The head of biopharmaceutical research at AstraZeneca, the company manufacturing and distributing Oxford’s jab,  has described it as a ‘lucky accident’. 

 Dr Mene Pangalos told Reuters: ‘The reason we had the half dose is serendipity.’

Dr Pangalos said researchers were confused when they noticed volunteers in the vaccine group were reporting much milder side effects, such as fatigue, headaches and arm aches, than they originally predicted.  

He said: ‘So we went back and checked … and we found out that they had underpredicted the dose of the vaccine by half.’

‘That, in essence, is how we stumbled upon doing half dose-full dose (group),’ he added. ‘Yes, it was a mistake.’

AstraZeneca has said the 62 per cent effectiveness seen in people who received two full doses of the jab was good enough to hit regulators’s standards around the world.

And Oxford’s own scientists suggest they expect approval for the original two-dose regimen before the end of this year, which could later be adapted to the more effective combination if data proves it is better.
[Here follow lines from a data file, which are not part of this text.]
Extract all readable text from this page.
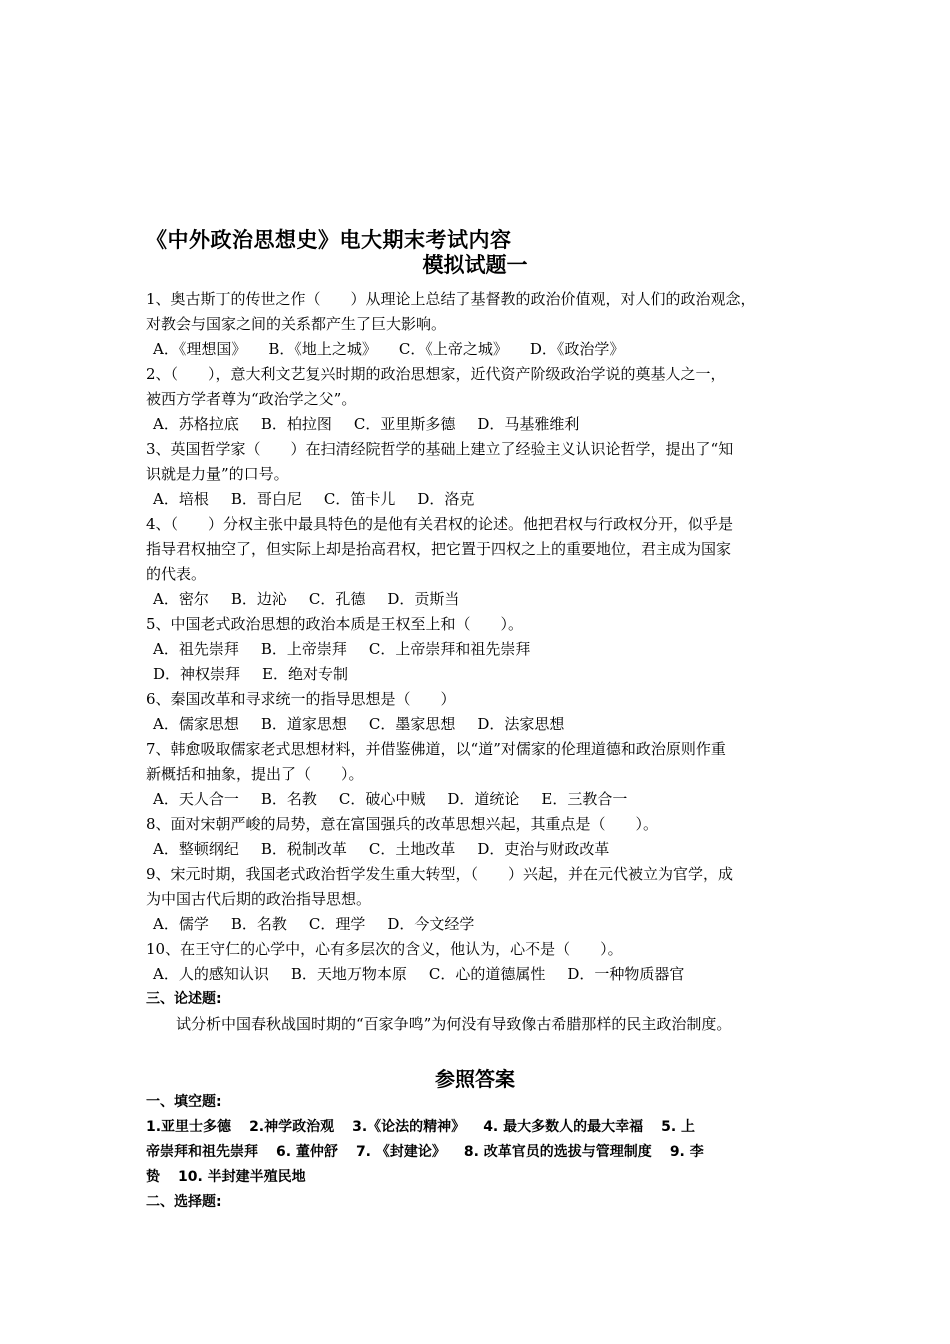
《中外政治思想史》电大期末考试内容
模拟试题一
1、奥古斯丁的传世之作（　　）从理论上总结了基督教的政治价值观，对人们的政治观念，
对教会与国家之间的关系都产生了巨大影响。
A．《理想国》 B．《地上之城》 C．《上帝之城》 D．《政治学》
2、（　　），意大利文艺复兴时期的政治思想家，近代资产阶级政治学说的奠基人之一，
被西方学者尊为“政治学之父”。
A．苏格拉底 B．柏拉图 C．亚里斯多德 D．马基雅维利
3、英国哲学家（　　）在扫清经院哲学的基础上建立了经验主义认识论哲学，提出了“知
识就是力量”的口号。
A．培根 B．哥白尼 C．笛卡儿 D．洛克
4、（　　）分权主张中最具特色的是他有关君权的论述。他把君权与行政权分开，似乎是
指导君权抽空了，但实际上却是抬高君权，把它置于四权之上的重要地位，君主成为国家
的代表。
A．密尔 B．边沁 C．孔德 D．贡斯当
5、中国老式政治思想的政治本质是王权至上和（　　）。
A．祖先崇拜 B．上帝崇拜 C．上帝崇拜和祖先崇拜
D．神权崇拜 E．绝对专制
6、秦国改革和寻求统一的指导思想是（　　）
A．儒家思想 B．道家思想 C．墨家思想 D．法家思想
7、韩愈吸取儒家老式思想材料，并借鉴佛道，以“道”对儒家的伦理道德和政治原则作重
新概括和抽象，提出了（　　）。
A．天人合一 B．名教 C．破心中贼 D．道统论 E．三教合一
8、面对宋朝严峻的局势，意在富国强兵的改革思想兴起，其重点是（　　）。
A．整顿纲纪 B．税制改革 C．土地改革 D．吏治与财政改革
9、宋元时期，我国老式政治哲学发生重大转型，（　　）兴起，并在元代被立为官学，成
为中国古代后期的政治指导思想。
A．儒学 B．名教 C．理学 D．今文经学
10、在王守仁的心学中，心有多层次的含义，他认为，心不是（　　）。
A．人的感知认识 B．天地万物本原 C．心的道德属性 D．一种物质器官
三、论述题:
试分析中国春秋战国时期的“百家争鸣”为何没有导致像古希腊那样的民主政治制度。
参照答案
一、填空题:
1.亚里士多德 2.神学政治观 3.《论法的精神》 4. 最大多数人的最大幸福 5. 上
帝崇拜和祖先崇拜 6. 董仲舒 7. 《封建论》 8. 改革官员的选拔与管理制度 9. 李
贽 10. 半封建半殖民地
二、选择题:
Professor Andrew Pollard, director of the Oxford Vaccine Group, told MailOnline he expects the MHRA to approve the two-dose regimen. 

He said: ‘Everything strongly supports the strategy agreed with the regulators to use two full doses.

‘[Data from the half-dose group] is all supporting data that adds to the vaccine working. It’s great news that, however you look at the data, the vaccine is working.

‘It’s all very supportive of the vaccine meeting regulatory requirements.’